Heat 2 Tsp oil in a pan, Add cumin seeds. Once crackle, add bayleaf, chopped onion. Let onion cook & once it becomes translucent then add ginger chilli paste and chopped tomato. Please cook properly so, gravy/masala becomes almost like a paste or you can blend if you want.
Add all spices, tamarind water and boiled matar/peas.
Add Garam Masala in last to give it little more flavour.
Combine all the ingrediants mentioned in "Fenugreek Masala Puri" section. Prepare a semi-stuff dough.
Cover the Dough and let it rest for 15 minutes.

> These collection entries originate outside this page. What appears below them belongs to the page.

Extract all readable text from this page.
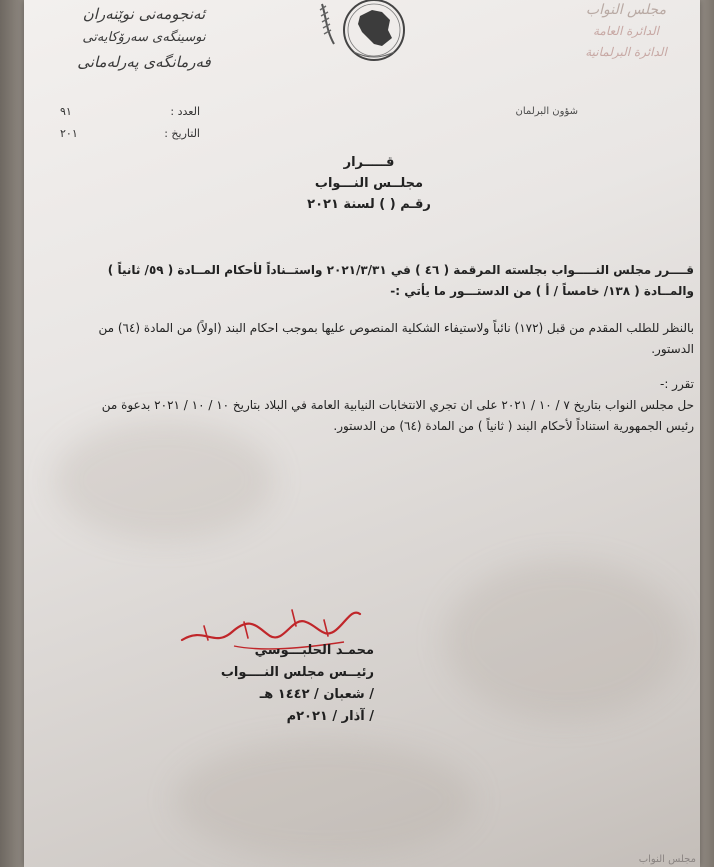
ئەنجومەنی نوێنەران
نوسینگەی سەرۆکایەتی
فەرمانگەی پەرلەمانی
مجلس النواب
الدائرة العامة
الدائرة البرلمانية
العدد :
٩١
التاريخ :
٢٠١
شؤون البرلمان
قـــــرار
مجلــس النـــواب
رقـم ( ) لسنة ٢٠٢١
قــــرر مجلس النـــــواب بجلسته المرقمة ( ٤٦ ) في ٢٠٢١/٣/٣١ واستــناداً لأحكام المــادة ( ٥٩/ ثانياً ) والمــادة ( ١٣٨/ خامساً / أ ) من الدستـــور ما يأتي :-
بالنظر للطلب المقدم من قبل (١٧٢) نائباً ولاستيفاء الشكلية المنصوص عليها بموجب احكام البند (اولاً) من المادة (٦٤) من الدستور.
تقرر :-
حل مجلس النواب بتاريخ ٧ / ١٠ / ٢٠٢١ على ان تجري الانتخابات النيابية العامة في البلاد بتاريخ ١٠ / ١٠ / ٢٠٢١ بدعوة من رئيس الجمهورية استناداً لأحكام البند ( ثانياً ) من المادة (٦٤) من الدستور.
محمـد الحلبـــوسي
رئيــس مجلس النــــواب
/ شعبان / ١٤٤٢ هـ
/ آذار / ٢٠٢١م
مجلس النواب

After 15 minutes, Knead again and divide into equal bowls.
Roll it evenly in big size. Use cookie cutter to cut equal round puris. If you don't have cookie cutter then roll small round puris.

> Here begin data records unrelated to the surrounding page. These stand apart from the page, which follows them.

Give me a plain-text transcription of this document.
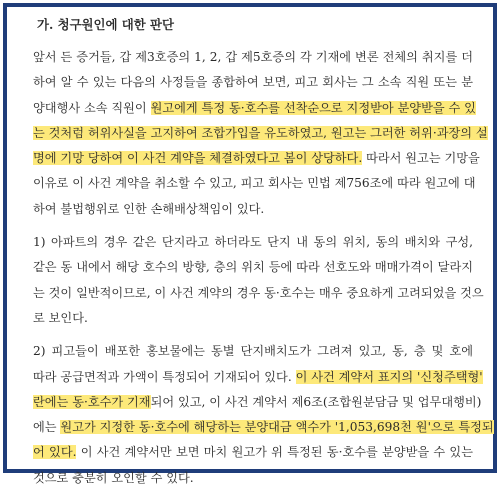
가. 청구원인에 대한 판단
앞서 든 증거들, 갑 제3호증의 1, 2, 갑 제5호증의 각 기재에 변론 전체의 취지를 더
하여 알 수 있는 다음의 사정들을 종합하여 보면, 피고 회사는 그 소속 직원 또는 분
양대행사 소속 직원이 원고에게 특정 동·호수를 선착순으로 지정받아 분양받을 수 있
는 것처럼 허위사실을 고지하여 조합가입을 유도하였고, 원고는 그러한 허위·과장의 설
명에 기망 당하여 이 사건 계약을 체결하였다고 봄이 상당하다. 따라서 원고는 기망을
이유로 이 사건 계약을 취소할 수 있고, 피고 회사는 민법 제756조에 따라 원고에 대
하여 불법행위로 인한 손해배상책임이 있다.
1) 아파트의 경우 같은 단지라고 하더라도 단지 내 동의 위치, 동의 배치와 구성,
같은 동 내에서 해당 호수의 방향, 층의 위치 등에 따라 선호도와 매매가격이 달라지
는 것이 일반적이므로, 이 사건 계약의 경우 동·호수는 매우 중요하게 고려되었을 것으
로 보인다.
2) 피고들이 배포한 홍보물에는 동별 단지배치도가 그려져 있고, 동, 층 및 호에
따라 공급면적과 가액이 특정되어 기재되어 있다. 이 사건 계약서 표지의 '신청주택형'
란에는 동·호수가 기재되어 있고, 이 사건 계약서 제6조(조합원분담금 및 업무대행비)
에는 원고가 지정한 동·호수에 해당하는 분양대금 액수가 '1,053,698천 원'으로 특정되
어 있다. 이 사건 계약서만 보면 마치 원고가 위 특정된 동·호수를 분양받을 수 있는
것으로 충분히 오인할 수 있다.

Heat the oil place puri in oil. Press it slightly with the help of perforated spoon till puris puffs up. Do it with all puris.
Drain the extra oil and place on an absorbent paper. You can store these puris in an airtight container once they cool down and use later on as well.
Now Add Puris, cursh few puris and you can keep whole too. Add Pea's curry , Squeeze some lemon juice. Add Roasted or baked spicy Boiled potato slices. You can boil and roast in spices or bake) Garnish with chopped coriander leaves, onion, tomato , Namkeen, Peanuts or any way you like (I've added curshed Amla & Beetroot as well. Serve warm.
- Soak Dry Matar/Peas properly and pressure cook well.
- Don't overcook Peas. Once pressure cooked just mash half of the peas little bit.
- Adjust spices and any flavour according to your taste.
- You can add Coriander and Tamarind chutney as well.
- For Puri "multigrain flour" is optional. You can make puris using only Maida/Refined flour too. But Multigrain will surely make it more delicious.
- Puri dough should be semi-stiff.
- Oil must not be very hot when you place puri in it. Otherwise those will just burn and not cook properly. Also it must not be cool otherwise puris wont puff up and won't be crispy.
- Potato, beetroot and amla is totally optional.
- Add any available namkeen, but preferred one is zero sev.
- You can pair matar chaat with Kulcha, tikki, any flat bread or pani puri too.